Oliver Samuels recently earned a doctor of letters degree from The University of the West Indies, but, with more than five decades in film and theatre, he’s also earned a special place in the hearts of many Jamaicans as the local king of comedy.
Samuels, 73, has appeared in 13 pantomimes and more than 30 other productions, including Music Boy, Queenie’s Daughter, Dickance for Fippance, Hail Columbus, The Witch, Johnny Reggae, The Pirate Princess, Trash, and The Dancing Princess. He has also appeared in productions for the British Broadcasting Corporation, including The Fight Against Slavery, My Father Son Son Johnson, Chef and Brothers and Sisters. The television series Oliver, Oliver at Large and Large and in Charge cemented his role as Jamaica’s king of comedy. Here are seven things you should know about him.
- Oliver Adolphus Samuels grew up on a banana plantation in St Mary, where his father was a casual labourer and his mother was a vendor on the estate.
- His dramatic ventures began on the plantation, where he would recite poetry and sing on Friday nights with other children.

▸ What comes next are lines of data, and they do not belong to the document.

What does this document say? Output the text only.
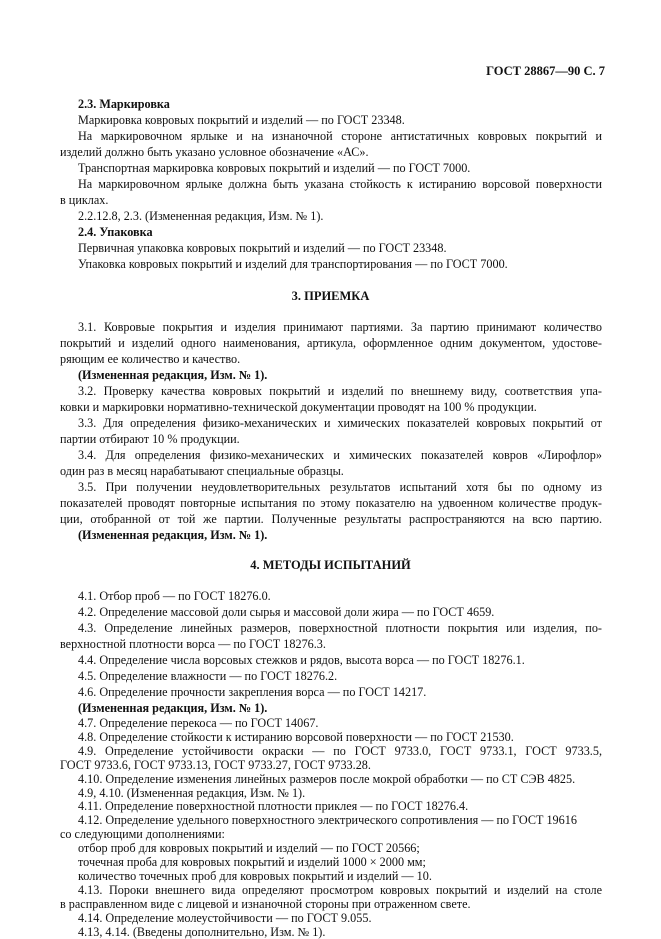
ГОСТ 28867—90 С. 7
2.3. Маркировка
Маркировка ковровых покрытий и изделий — по ГОСТ 23348.
На маркировочном ярлыке и на изнаночной стороне антистатичных ковровых покрытий и
изделий должно быть указано условное обозначение «АС».
Транспортная маркировка ковровых покрытий и изделий — по ГОСТ 7000.
На маркировочном ярлыке должна быть указана стойкость к истиранию ворсовой поверхности
в циклах.
2.2.12.8, 2.3. (Измененная редакция, Изм. № 1).
2.4. Упаковка
Первичная упаковка ковровых покрытий и изделий — по ГОСТ 23348.
Упаковка ковровых покрытий и изделий для транспортирования — по ГОСТ 7000.
3. ПРИЕМКА
3.1. Ковровые покрытия и изделия принимают партиями. За партию принимают количество
покрытий и изделий одного наименования, артикула, оформленное одним документом, удостове-
ряющим ее количество и качество.
(Измененная редакция, Изм. № 1).
3.2. Проверку качества ковровых покрытий и изделий по внешнему виду, соответствия упа-
ковки и маркировки нормативно-технической документации проводят на 100 % продукции.
3.3. Для определения физико-механических и химических показателей ковровых покрытий от
партии отбирают 10 % продукции.
3.4. Для определения физико-механических и химических показателей ковров «Лирофлор»
один раз в месяц нарабатывают специальные образцы.
3.5. При получении неудовлетворительных результатов испытаний хотя бы по одному из
показателей проводят повторные испытания по этому показателю на удвоенном количестве продук-
ции, отобранной от той же партии. Полученные результаты распространяются на всю партию.
(Измененная редакция, Изм. № 1).
4. МЕТОДЫ ИСПЫТАНИЙ
4.1. Отбор проб — по ГОСТ 18276.0.
4.2. Определение массовой доли сырья и массовой доли жира — по ГОСТ 4659.
4.3. Определение линейных размеров, поверхностной плотности покрытия или изделия, по-
верхностной плотности ворса — по ГОСТ 18276.3.
4.4. Определение числа ворсовых стежков и рядов, высота ворса — по ГОСТ 18276.1.
4.5. Определение влажности — по ГОСТ 18276.2.
4.6. Определение прочности закрепления ворса — по ГОСТ 14217.
(Измененная редакция, Изм. № 1).
4.7. Определение перекоса — по ГОСТ 14067.
4.8. Определение стойкости к истиранию ворсовой поверхности — по ГОСТ 21530.
4.9. Определение устойчивости окраски — по ГОСТ 9733.0, ГОСТ 9733.1, ГОСТ 9733.5,
ГОСТ 9733.6, ГОСТ 9733.13, ГОСТ 9733.27, ГОСТ 9733.28.
4.10. Определение изменения линейных размеров после мокрой обработки — по СТ СЭВ 4825.
4.9, 4.10. (Измененная редакция, Изм. № 1).
4.11. Определение поверхностной плотности приклея — по ГОСТ 18276.4.
4.12. Определение удельного поверхностного электрического сопротивления — по ГОСТ 19616
со следующими дополнениями:
отбор проб для ковровых покрытий и изделий — по ГОСТ 20566;
точечная проба для ковровых покрытий и изделий 1000 × 2000 мм;
количество точечных проб для ковровых покрытий и изделий — 10.
4.13. Пороки внешнего вида определяют просмотром ковровых покрытий и изделий на столе
в расправленном виде с лицевой и изнаночной стороны при отраженном свете.
4.14. Определение молеустойчивости — по ГОСТ 9.055.
4.13, 4.14. (Введены дополнительно, Изм. № 1).
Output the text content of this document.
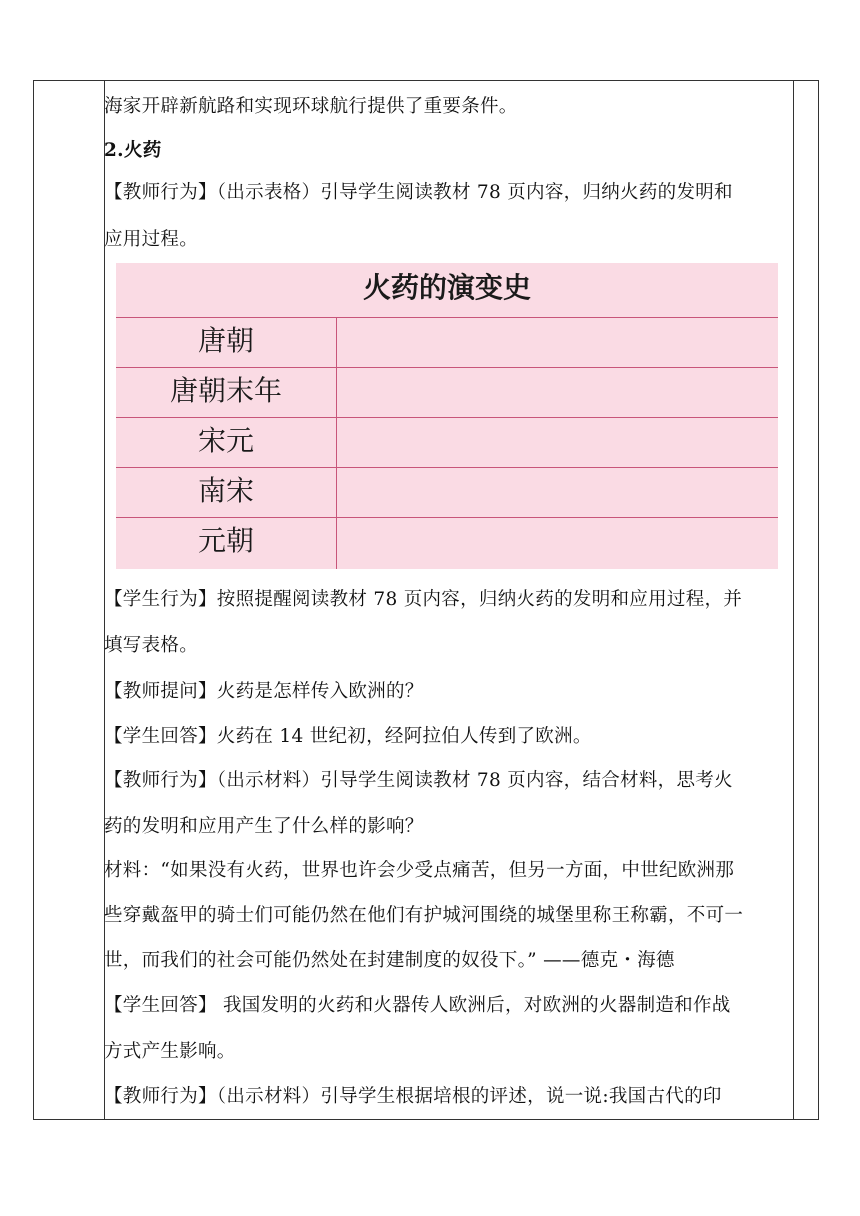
海家开辟新航路和实现环球航行提供了重要条件。
2.火药
【教师行为】（出示表格）引导学生阅读教材 78 页内容，归纳火药的发明和
应用过程。
火药的演变史
唐朝
唐朝末年
宋元
南宋
元朝
【学生行为】按照提醒阅读教材 78 页内容，归纳火药的发明和应用过程，并
填写表格。
【教师提问】火药是怎样传入欧洲的？
【学生回答】火药在 14 世纪初，经阿拉伯人传到了欧洲。
【教师行为】（出示材料）引导学生阅读教材 78 页内容，结合材料，思考火
药的发明和应用产生了什么样的影响？
材料：“如果没有火药，世界也许会少受点痛苦，但另一方面，中世纪欧洲那
些穿戴盔甲的骑士们可能仍然在他们有护城河围绕的城堡里称王称霸，不可一
世，而我们的社会可能仍然处在封建制度的奴役下。” ——德克・海德
【学生回答】 我国发明的火药和火器传人欧洲后，对欧洲的火器制造和作战
方式产生影响。
【教师行为】（出示材料）引导学生根据培根的评述，说一说:我国古代的印
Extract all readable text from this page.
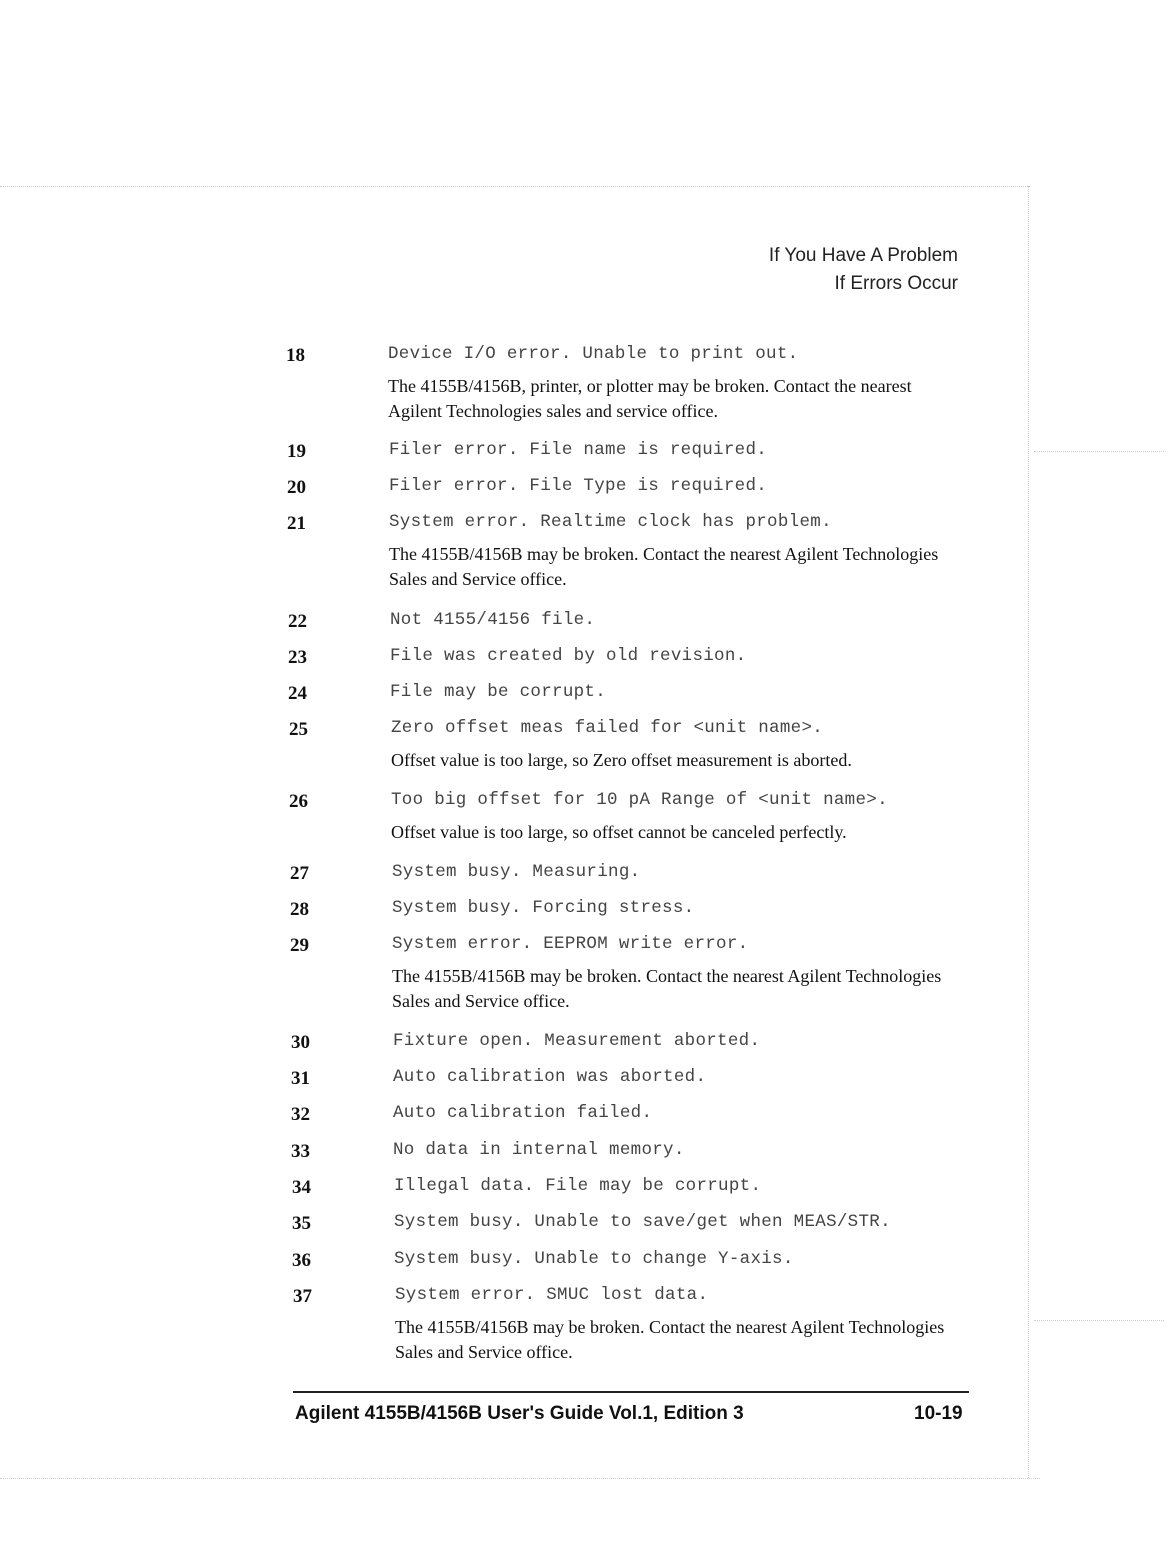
If You Have A Problem
If Errors Occur
18	Device I/O error. Unable to print out.
The 4155B/4156B, printer, or plotter may be broken. Contact the nearest Agilent Technologies sales and service office.
19	Filer error. File name is required.
20	Filer error. File Type is required.
21	System error. Realtime clock has problem.
The 4155B/4156B may be broken. Contact the nearest Agilent Technologies Sales and Service office.
22	Not 4155/4156 file.
23	File was created by old revision.
24	File may be corrupt.
25	Zero offset meas failed for <unit name>.
Offset value is too large, so Zero offset measurement is aborted.
26	Too big offset for 10 pA Range of <unit name>.
Offset value is too large, so offset cannot be canceled perfectly.
27	System busy. Measuring.
28	System busy. Forcing stress.
29	System error. EEPROM write error.
The 4155B/4156B may be broken. Contact the nearest Agilent Technologies Sales and Service office.
30	Fixture open. Measurement aborted.
31	Auto calibration was aborted.
32	Auto calibration failed.
33	No data in internal memory.
34	Illegal data. File may be corrupt.
35	System busy. Unable to save/get when MEAS/STR.
36	System busy. Unable to change Y-axis.
37	System error. SMUC lost data.
The 4155B/4156B may be broken. Contact the nearest Agilent Technologies Sales and Service office.
Agilent 4155B/4156B User's Guide Vol.1, Edition 3	10-19
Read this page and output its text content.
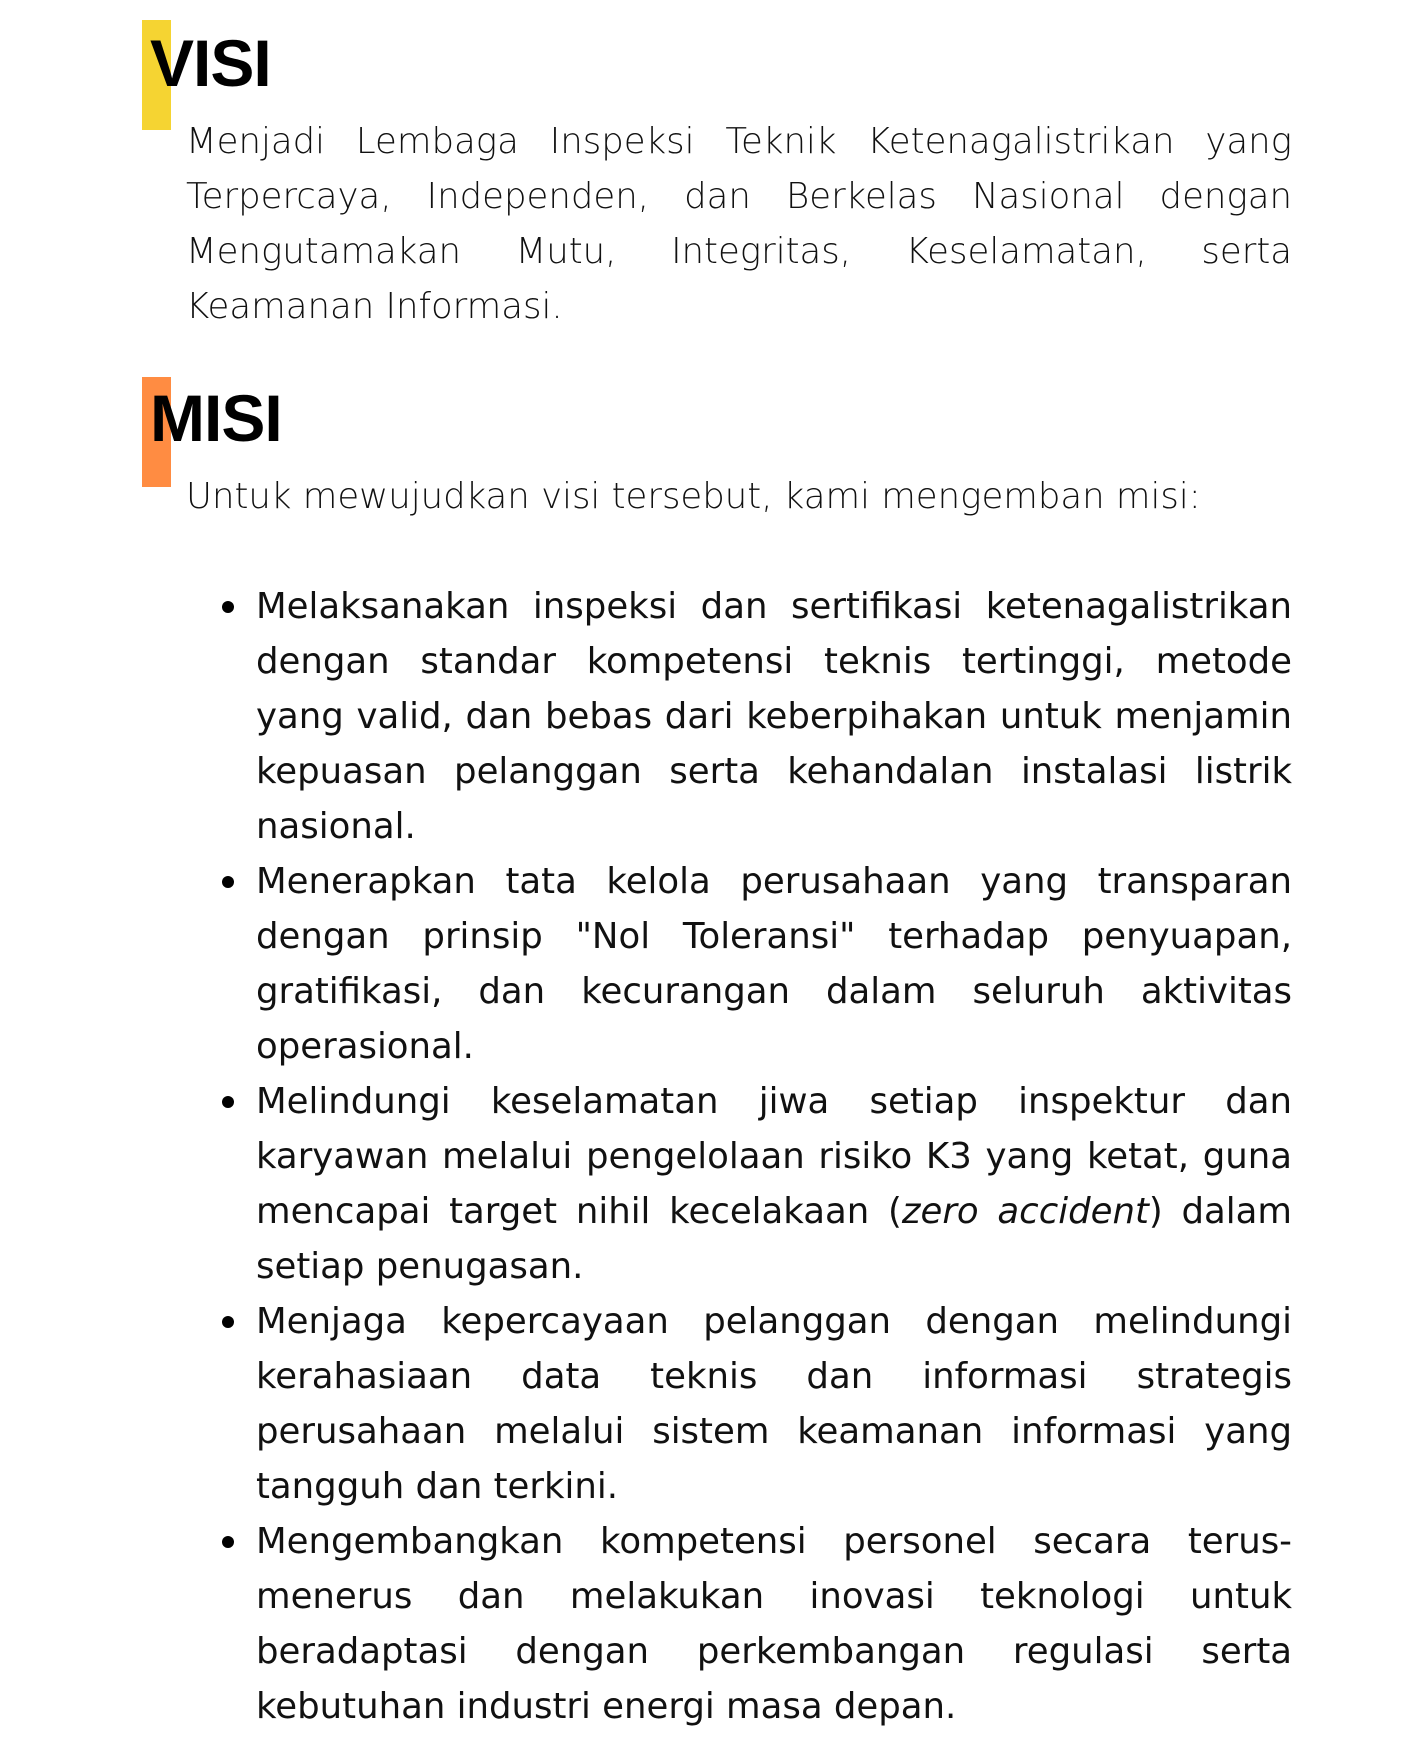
VISI

Menjadi Lembaga Inspeksi Teknik Ketenagalistrikan yang Terpercaya, Independen, dan Berkelas Nasional dengan Mengutamakan Mutu, Integritas, Keselamatan, serta Keamanan Informasi.

MISI

Untuk mewujudkan visi tersebut, kami mengemban misi:

Melaksanakan inspeksi dan sertifikasi ketenagalistrikan dengan standar kompetensi teknis tertinggi, metode yang valid, dan bebas dari keberpihakan untuk menjamin kepuasan pelanggan serta kehandalan instalasi listrik nasional.
Menerapkan tata kelola perusahaan yang transparan dengan prinsip "Nol Toleransi" terhadap penyuapan, gratifikasi, dan kecurangan dalam seluruh aktivitas operasional.
Melindungi keselamatan jiwa setiap inspektur dan karyawan melalui pengelolaan risiko K3 yang ketat, guna mencapai target nihil kecelakaan (zero accident) dalam setiap penugasan.
Menjaga kepercayaan pelanggan dengan melindungi kerahasiaan data teknis dan informasi strategis perusahaan melalui sistem keamanan informasi yang tangguh dan terkini.
Mengembangkan kompetensi personel secara terus-menerus dan melakukan inovasi teknologi untuk beradaptasi dengan perkembangan regulasi serta kebutuhan industri energi masa depan.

- His mother became ill when he was a child and he would use comedy and literature as a way to bring her joy until she died in 1970. She foresaw Samuels’ success, often telling him that he was going to be great.
- Before working in the theatre industry, Samuels had a clerical job at the Water Commission and then worked as a proofreader at The Gleaner, where he stayed for only one day.
- It was while enrolled at the Jamaica Theatre School from 1971 to 1973 that Samuels got his first opportunity to act professionally. His first play was A Raisin in the Sun, where he played a voice offstage.
- His resume extends beyond theatre, with Samuels serving as the marketing and public relations manager at Mack D’s Auto Sales and Rentals.
- As for his personal life, Samuels has three boys and twin daughters, and later adopted another daughter.